The world would have celebrated China’s success in controlling Covid-19 if it had timely shared information with the international community on the origin of the virus and taken measures to control the travel of its virus-carrying tourists abroad.
If nothing else, it expected the Chinese government to behave more maturely in reacting to its criticism of the early handling of the virus rather than threatening other countries, forgetting that China was the cause of the huge global devastation and deaths.
China tried to blunt the global criticism by its despatch of masks, respirators, ventilators and medicines to countries. When some, including the US, Spain, Brazil and the Philippines, complained about substandard products sold by the Chinese companies, the latter ascribed these to “improper use”.
China’s global image declined sharply in 2020 due to its arrogant behaviour.
Having controlled the coronavirus early and revived its economy, China is now peddling a new narrative — that its centralised authoritarian model, which can efficiently mobilise government agencies, companies and individuals, is better and more efficient than the democratic system.
This argument is simplistic as it obscures the untold miseries and hardships endured by the Chinese people after the imposition of the lockdown.

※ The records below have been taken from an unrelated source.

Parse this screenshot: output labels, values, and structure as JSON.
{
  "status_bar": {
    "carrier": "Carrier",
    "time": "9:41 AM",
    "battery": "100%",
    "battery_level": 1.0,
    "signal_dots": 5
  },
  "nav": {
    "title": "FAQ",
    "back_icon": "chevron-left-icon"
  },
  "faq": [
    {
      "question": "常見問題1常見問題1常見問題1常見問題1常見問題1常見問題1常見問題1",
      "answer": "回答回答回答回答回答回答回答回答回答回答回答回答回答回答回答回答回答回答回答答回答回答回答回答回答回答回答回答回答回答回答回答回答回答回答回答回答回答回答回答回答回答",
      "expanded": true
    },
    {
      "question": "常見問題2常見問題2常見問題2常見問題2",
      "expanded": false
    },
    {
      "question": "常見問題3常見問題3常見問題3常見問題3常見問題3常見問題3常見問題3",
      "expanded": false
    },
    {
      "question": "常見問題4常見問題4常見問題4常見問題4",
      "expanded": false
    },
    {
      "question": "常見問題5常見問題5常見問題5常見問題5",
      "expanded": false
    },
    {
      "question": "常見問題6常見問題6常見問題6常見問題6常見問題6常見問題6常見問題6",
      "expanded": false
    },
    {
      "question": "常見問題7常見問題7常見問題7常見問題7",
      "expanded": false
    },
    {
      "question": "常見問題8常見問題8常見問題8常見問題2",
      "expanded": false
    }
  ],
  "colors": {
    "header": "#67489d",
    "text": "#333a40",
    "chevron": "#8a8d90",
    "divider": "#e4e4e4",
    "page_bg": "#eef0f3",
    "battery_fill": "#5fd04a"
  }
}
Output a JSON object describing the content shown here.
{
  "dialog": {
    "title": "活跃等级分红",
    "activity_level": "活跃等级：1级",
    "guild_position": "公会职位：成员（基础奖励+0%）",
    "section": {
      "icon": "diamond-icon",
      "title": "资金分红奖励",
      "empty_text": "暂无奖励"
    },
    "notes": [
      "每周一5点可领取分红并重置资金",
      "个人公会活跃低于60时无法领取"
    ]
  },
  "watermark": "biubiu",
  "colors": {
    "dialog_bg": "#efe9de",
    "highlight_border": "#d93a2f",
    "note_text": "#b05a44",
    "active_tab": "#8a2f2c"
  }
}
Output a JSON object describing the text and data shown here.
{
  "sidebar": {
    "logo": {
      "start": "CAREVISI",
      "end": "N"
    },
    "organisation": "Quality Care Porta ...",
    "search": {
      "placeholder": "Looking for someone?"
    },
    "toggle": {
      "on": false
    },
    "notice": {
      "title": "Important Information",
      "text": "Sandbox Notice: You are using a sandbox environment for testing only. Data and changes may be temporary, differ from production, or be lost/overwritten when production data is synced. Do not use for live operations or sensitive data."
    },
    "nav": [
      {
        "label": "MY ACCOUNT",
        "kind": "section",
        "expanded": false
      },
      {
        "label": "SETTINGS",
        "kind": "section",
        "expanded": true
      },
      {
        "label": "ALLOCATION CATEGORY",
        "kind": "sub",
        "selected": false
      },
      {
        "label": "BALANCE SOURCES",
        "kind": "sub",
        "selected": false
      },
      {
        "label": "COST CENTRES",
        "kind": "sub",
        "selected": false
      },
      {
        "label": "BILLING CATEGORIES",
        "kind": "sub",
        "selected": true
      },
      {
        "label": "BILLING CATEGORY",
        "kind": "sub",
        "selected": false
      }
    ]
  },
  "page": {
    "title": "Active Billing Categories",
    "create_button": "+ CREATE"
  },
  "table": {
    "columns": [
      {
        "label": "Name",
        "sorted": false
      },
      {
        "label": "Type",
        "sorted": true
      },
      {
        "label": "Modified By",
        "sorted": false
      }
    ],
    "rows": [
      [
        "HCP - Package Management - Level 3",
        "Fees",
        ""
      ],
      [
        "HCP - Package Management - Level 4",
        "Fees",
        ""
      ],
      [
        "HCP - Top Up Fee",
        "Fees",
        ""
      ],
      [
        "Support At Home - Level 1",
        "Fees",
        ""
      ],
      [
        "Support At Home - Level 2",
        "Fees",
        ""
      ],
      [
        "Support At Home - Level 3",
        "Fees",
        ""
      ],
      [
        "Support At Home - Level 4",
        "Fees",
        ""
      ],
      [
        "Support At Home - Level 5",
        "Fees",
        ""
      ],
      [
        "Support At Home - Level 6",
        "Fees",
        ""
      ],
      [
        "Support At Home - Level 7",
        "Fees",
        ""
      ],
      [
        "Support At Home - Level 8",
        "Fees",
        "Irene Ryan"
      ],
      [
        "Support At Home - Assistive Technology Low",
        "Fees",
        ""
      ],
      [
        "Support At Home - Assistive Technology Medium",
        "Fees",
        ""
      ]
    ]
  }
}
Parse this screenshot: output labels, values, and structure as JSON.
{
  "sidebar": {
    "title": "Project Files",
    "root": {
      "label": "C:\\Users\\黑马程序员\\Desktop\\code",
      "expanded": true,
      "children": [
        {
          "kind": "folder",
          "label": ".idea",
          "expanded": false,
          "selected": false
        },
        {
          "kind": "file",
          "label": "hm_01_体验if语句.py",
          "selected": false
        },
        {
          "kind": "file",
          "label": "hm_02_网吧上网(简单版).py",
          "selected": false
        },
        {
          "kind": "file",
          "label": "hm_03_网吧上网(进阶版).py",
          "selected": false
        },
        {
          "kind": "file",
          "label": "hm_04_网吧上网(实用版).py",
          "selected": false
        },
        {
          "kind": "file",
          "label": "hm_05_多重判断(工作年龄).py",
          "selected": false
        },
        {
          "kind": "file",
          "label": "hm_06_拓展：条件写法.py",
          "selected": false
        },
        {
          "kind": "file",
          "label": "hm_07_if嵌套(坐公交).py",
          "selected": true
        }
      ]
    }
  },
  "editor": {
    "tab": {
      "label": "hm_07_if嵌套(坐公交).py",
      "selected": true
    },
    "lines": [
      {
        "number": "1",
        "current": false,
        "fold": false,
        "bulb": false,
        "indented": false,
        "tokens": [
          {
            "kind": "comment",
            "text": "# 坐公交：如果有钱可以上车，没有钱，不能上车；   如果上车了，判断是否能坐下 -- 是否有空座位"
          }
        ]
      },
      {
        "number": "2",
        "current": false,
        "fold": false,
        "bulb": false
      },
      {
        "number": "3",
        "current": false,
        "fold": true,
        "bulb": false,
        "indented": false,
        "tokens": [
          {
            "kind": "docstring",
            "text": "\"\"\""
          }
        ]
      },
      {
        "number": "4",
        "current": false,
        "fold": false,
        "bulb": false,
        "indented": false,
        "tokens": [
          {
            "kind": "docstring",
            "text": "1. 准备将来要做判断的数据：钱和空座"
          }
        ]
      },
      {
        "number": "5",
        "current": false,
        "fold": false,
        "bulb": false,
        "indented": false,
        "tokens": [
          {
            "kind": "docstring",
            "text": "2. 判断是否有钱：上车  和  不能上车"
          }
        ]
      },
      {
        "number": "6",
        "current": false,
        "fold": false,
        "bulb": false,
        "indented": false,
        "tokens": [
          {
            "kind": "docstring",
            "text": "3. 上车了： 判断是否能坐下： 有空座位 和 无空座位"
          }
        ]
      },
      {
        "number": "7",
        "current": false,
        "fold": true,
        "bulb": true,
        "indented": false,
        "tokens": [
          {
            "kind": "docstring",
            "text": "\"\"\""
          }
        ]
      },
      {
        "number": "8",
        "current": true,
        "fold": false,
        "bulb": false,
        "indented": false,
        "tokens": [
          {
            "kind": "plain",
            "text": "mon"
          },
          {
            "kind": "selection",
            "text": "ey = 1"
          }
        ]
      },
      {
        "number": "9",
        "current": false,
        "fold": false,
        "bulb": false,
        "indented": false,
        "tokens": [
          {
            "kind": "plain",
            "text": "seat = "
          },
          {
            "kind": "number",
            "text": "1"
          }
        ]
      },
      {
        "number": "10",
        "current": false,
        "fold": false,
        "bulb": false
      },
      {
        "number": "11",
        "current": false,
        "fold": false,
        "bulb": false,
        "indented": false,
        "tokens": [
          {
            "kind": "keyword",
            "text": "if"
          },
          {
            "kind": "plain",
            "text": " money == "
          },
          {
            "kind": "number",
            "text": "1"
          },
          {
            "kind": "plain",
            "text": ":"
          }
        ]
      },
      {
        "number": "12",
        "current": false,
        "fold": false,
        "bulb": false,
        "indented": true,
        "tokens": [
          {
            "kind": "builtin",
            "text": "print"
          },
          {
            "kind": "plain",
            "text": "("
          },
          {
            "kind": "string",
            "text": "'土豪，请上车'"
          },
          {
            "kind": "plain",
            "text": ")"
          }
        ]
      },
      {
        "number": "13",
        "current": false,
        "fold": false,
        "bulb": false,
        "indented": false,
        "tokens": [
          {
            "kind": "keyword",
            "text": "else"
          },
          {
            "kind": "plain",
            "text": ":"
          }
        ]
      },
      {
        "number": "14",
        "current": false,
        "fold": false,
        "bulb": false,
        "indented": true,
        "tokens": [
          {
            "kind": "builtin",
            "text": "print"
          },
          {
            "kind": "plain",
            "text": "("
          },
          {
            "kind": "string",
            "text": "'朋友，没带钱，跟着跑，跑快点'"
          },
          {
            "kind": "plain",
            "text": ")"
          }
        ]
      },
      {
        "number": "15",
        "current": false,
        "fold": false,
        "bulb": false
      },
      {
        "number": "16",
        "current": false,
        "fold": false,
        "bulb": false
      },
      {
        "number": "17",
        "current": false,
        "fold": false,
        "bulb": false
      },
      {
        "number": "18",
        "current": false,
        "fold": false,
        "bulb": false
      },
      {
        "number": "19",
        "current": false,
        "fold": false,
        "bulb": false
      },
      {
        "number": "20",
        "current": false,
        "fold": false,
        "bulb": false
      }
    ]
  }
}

Also, historically, high growth rates have been achieved by countries, China included, when they followed market reforms in a liberal environment, not those scaling new heights of authoritarianism.
After the arrival of Xi Jinping in 2012, China’s growth rates have declined. While China may have obtained a GDP growth of 2.3 per cent in 2020 (official claim), much of it came from China’s debt-fuelled financing of infrastructure, real estate, state-owned industries and exports. Retail sales growth, a measure of ordinary people’s purchases, declined by 4.6 per cent in December, 2020, indicating that the Chinese domestic consumption had declined as the pandemic raged.
China’s unbalanced economic recovery and low quality growth represent a big lost opportunity for the ordinary Chinese struggling with high unemployment, stagnant or low increase in wages and low purchasing power. While the state and its upper crust are getting rich, the prosperity is not percolating enough to the middle and lower classes.
There has been criticism in the Philippines, Malaysia, Singapore and other countries about the safety and effectiveness of the vaccines made by a Chinese company, Sinovac. Beijing, which had hoped to burnish its scientific credentials on a par with the West, is again furious, complaining of motivated criticism. As part of its vaccine diplomacy, China is exporting 500 million vaccine doses this year, given the global shortages.
As 2021 began, there was another eruption of Covid-19 in certain parts of China. The authorities clamped down with their familiar ‘blunt lockdowns’, including suspension of rail and air transportation.
Has China learnt any lesson from its handling of the pandemic in 2020 and would it act better in the future? Some Chinese analysts are unsure.
China has a history of not telling the ‘truth’ and unless the ‘superior system’ changes, the situation would remain the same, they say.